On Behalf of | May 30, 2024 | Civil Litigation |

Contesting a will in Texas can occur for various reasons. Three common grounds include undue influence, lack of testamentary capacity and fraud.

Understanding these grounds is important when there is a dispute over the validity of a will.

1. Undue influence

Undue influence occurs when someone exerts excessive pressure on the testator, the person who made the will, to change or create a will in a way that benefits the influencer. This pressure must overpower the testator’s free will, causing them to act against their true intentions.

Evidence of undue influence can include isolation of the testator from family and friends, dependence on the influencer for care and sudden, unexplained changes in the will that favor the influencer.

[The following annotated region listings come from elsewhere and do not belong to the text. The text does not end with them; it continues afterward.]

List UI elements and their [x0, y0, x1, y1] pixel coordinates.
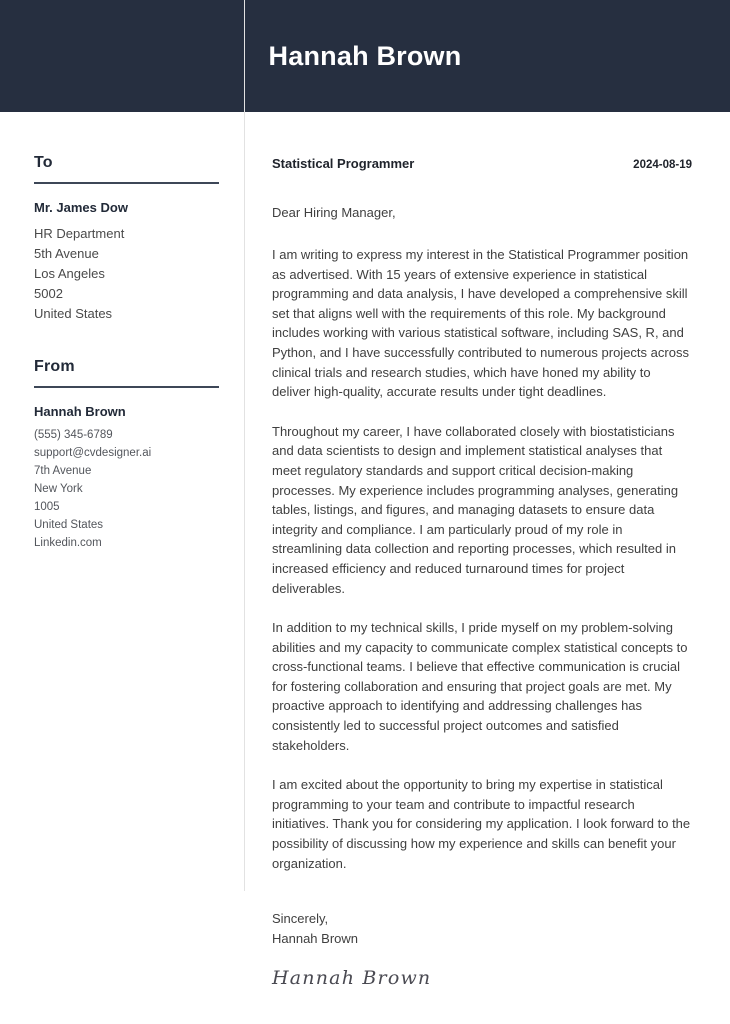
email-line[interactable]: support@cvdesigner.ai: [34, 444, 218, 462]
closing-salutation: Sincerely,: [272, 911, 329, 927]
sender-name: Hannah Brown: [34, 403, 126, 419]
closing-block: Sincerely, Hannah Brown Hannah Brown: [272, 909, 692, 989]
address-line: United States: [34, 519, 104, 531]
to-heading: To: [34, 154, 53, 171]
sender-contact-details: (555) 345-6789 support@cvdesigner.ai 7th…: [34, 426, 218, 552]
to-heading-rule: [34, 182, 219, 184]
address-line: 5th Avenue: [34, 245, 99, 261]
recipient-name: Mr. James Dow: [34, 200, 128, 215]
body-paragraph: Throughout my career, I have collaborate…: [272, 423, 679, 596]
sidebar: To Mr. James Dow HR Department 5th Avenu…: [0, 112, 244, 1024]
body-paragraph: I am writing to express my interest in t…: [272, 247, 689, 400]
address-line: 1005: [34, 501, 60, 513]
subject-row: Statistical Programmer 2024-08-19: [272, 156, 692, 171]
recipient-address: HR Department 5th Avenue Los Angeles 500…: [34, 224, 218, 324]
salutation: Dear Hiring Manager,: [272, 205, 396, 220]
letter-date: 2024-08-19: [633, 159, 692, 171]
phone-line: (555) 345-6789: [34, 429, 113, 441]
address-line: United States: [34, 305, 113, 321]
from-heading-rule: [34, 385, 219, 388]
job-title: Statistical Programmer: [272, 156, 415, 171]
header-banner: Hannah Brown: [0, 0, 730, 112]
sender-section: From Hannah Brown (555) 345-6789 support…: [34, 357, 219, 553]
letter-content: Statistical Programmer 2024-08-19 Dear H…: [244, 112, 730, 1024]
address-line: 7th Avenue: [34, 465, 92, 477]
vertical-divider: [244, 0, 245, 891]
body-paragraph: I am excited about the opportunity to br…: [272, 777, 691, 871]
from-heading: From: [34, 357, 75, 375]
recipient-section: To Mr. James Dow HR Department 5th Avenu…: [34, 154, 219, 324]
page-body: To Mr. James Dow HR Department 5th Avenu…: [0, 0, 730, 1024]
address-line: 5002: [34, 285, 63, 301]
signature: Hannah Brown: [272, 967, 432, 990]
address-line: New York: [34, 483, 83, 495]
website-line[interactable]: Linkedin.com: [34, 534, 218, 552]
closing-name: Hannah Brown: [272, 931, 358, 947]
address-line: HR Department: [34, 225, 125, 241]
body-paragraph: In addition to my technical skills, I pr…: [272, 620, 688, 753]
address-line: Los Angeles: [34, 265, 105, 281]
page-title: Hannah Brown: [268, 40, 462, 71]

2. Lack of testamentary capacity

Testamentary capacity refers to the testator’s legal and mental ability to make or alter a valid will. For a will to be valid, the testator must understand the nature of the act of making a will, know the extent of their property, recognize the natural beneficiaries of their estate and understand the disposition they are making.

If it can be shown that the testator did not meet these criteria due to mental illness, dementia or other conditions affecting their cognitive functions, the will can be contested and potentially invalidated. Evidence such as medical records and witness testimonies can prove lack of testamentary capacity.

3. Fraud

Fraud involves deceit or trickery to manipulate the testator into creating or altering a will. There are several types of fraud, including fraud in the inducement and fraud in the execution.

Fraud in the inducement occurs when someone misleads the testator into making certain decisions based on false information. Fraud in the execution involves deceiving the testator about the document they are signing, such as thinking it is a different document entirely.

Each ground requires substantial evidence to prove. However, if proof occurs, the court can declare the will invalid.